According to a homeless count completed by the city in January, nearly 4,000 homeless people live in the Houston area, Mayor Sylvester Turner said.
“Based on Houston standards, that is 4,000 too many,” he said.
About 100 nonprofit groups are working together with the city to combat homelessness as part of an effort called The Way Home These groups are working to assist with the substance abuse and mental health issues that can often lead to homelessness while transitioning people off the streets, Turner said.
By the end of the year, officials hope to cut the number of homeless in Houston by one-third.
Houston City Council District E, which includes the Clear Lake area, spent a lot of money last year on police overtime to combat the homelessness problem, especially in the many encampments under I-45, said Dave Martin, District E council member and mayor pro tem.
“It’s not a pretty picture,” he said.
Houston is also partnering with the Texas Department of Transportation because many homeless people live under freeway overpasses and bridges, which are controlled by TxDOT, Turner said.
A Houston police captain said officers go under these overpasses about once every three months and clean up about 60 cubic yards of homeless people’s trash and possessions and throw it away. But each time, three months later, there are another 60 cubic yards of trash to clean in the encampments, the captain said.
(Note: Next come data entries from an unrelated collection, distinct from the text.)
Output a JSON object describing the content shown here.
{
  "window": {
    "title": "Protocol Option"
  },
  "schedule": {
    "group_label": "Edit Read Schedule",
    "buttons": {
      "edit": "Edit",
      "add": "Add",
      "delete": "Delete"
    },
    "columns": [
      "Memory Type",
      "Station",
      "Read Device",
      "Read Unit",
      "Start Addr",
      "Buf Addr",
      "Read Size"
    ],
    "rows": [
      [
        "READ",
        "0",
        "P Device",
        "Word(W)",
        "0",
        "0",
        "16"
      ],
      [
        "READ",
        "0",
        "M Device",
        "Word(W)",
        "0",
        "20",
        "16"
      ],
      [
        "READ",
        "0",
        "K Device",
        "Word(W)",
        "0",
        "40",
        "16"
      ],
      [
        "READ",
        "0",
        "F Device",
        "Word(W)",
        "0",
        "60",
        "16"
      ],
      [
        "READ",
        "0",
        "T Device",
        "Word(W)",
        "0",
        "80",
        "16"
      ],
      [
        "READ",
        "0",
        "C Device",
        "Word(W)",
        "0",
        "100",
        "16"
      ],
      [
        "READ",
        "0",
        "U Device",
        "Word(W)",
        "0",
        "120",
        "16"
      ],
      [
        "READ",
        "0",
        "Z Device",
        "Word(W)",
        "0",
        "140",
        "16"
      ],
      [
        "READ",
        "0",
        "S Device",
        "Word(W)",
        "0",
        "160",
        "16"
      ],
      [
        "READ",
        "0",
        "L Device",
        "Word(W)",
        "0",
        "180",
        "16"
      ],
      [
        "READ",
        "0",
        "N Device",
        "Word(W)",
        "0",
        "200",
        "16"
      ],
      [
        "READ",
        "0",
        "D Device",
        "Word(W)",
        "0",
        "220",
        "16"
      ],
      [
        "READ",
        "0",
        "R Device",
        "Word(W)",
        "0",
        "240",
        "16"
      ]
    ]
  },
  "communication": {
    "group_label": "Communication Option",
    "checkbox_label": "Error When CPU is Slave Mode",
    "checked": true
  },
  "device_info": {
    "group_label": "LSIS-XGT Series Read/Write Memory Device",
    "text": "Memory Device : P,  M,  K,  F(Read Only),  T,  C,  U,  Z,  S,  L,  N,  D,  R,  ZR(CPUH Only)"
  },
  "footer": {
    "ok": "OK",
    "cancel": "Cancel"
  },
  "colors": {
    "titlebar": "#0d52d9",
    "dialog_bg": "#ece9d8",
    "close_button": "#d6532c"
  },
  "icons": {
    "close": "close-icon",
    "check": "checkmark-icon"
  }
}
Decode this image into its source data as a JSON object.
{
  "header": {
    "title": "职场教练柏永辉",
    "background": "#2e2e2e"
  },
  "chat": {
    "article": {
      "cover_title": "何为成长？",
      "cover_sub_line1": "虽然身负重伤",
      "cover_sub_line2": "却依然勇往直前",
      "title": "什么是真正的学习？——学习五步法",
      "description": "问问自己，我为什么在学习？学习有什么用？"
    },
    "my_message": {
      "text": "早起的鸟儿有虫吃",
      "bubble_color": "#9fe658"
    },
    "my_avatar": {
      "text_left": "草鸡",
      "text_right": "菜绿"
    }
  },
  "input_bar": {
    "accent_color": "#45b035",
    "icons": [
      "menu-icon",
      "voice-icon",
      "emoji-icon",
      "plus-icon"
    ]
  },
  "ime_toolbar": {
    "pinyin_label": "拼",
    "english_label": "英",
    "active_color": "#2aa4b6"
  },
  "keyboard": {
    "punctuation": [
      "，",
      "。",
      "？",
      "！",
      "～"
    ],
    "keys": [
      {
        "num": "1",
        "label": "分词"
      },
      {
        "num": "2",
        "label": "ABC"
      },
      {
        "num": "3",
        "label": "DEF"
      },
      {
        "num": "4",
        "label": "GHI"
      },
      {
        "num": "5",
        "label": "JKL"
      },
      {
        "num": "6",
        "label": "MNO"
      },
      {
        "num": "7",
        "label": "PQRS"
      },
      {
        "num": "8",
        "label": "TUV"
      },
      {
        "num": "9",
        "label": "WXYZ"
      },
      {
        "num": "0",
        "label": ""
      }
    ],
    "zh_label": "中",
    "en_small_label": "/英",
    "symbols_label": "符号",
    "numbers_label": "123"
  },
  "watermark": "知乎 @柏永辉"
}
The Houston Police Department has a Differential Response Team responsible for, among other things, responding to the homelessness problem.
Houston Police Department Sgt. S. Pham said DRT officers have focused on homeless encampments, panhandling and related issues in Clear Lake. They have observed encampments under almost freeway overpass and panhandlers, some of whom are aggressive, on nearly every corner, Pham said.
“The homeless issue is not just a downtown issue,” Turner said.
DRT officers have tried to give resources to homeless people to help them get off the street, Pham said, but the majority rejected those resources.
Officers have started issuing citations to repeat offenders and arresting people with outstanding warrants. Additionally, Pham said, officers have noticed familiar homeless people from 2019 have left, and new homeless people have taken their place.
Additionally, many of the panhandlers in the area, especially along El Camino Real, either drive to the area to panhandle or live in nearby apartments; Pham said he believes many of them are not homeless.
Pham cautioned residents to not give panhandlers money and urged them instead to donate to organizations that can truly help reduce homelessness.
“The more you give, the more they remain within the area,” Pham said.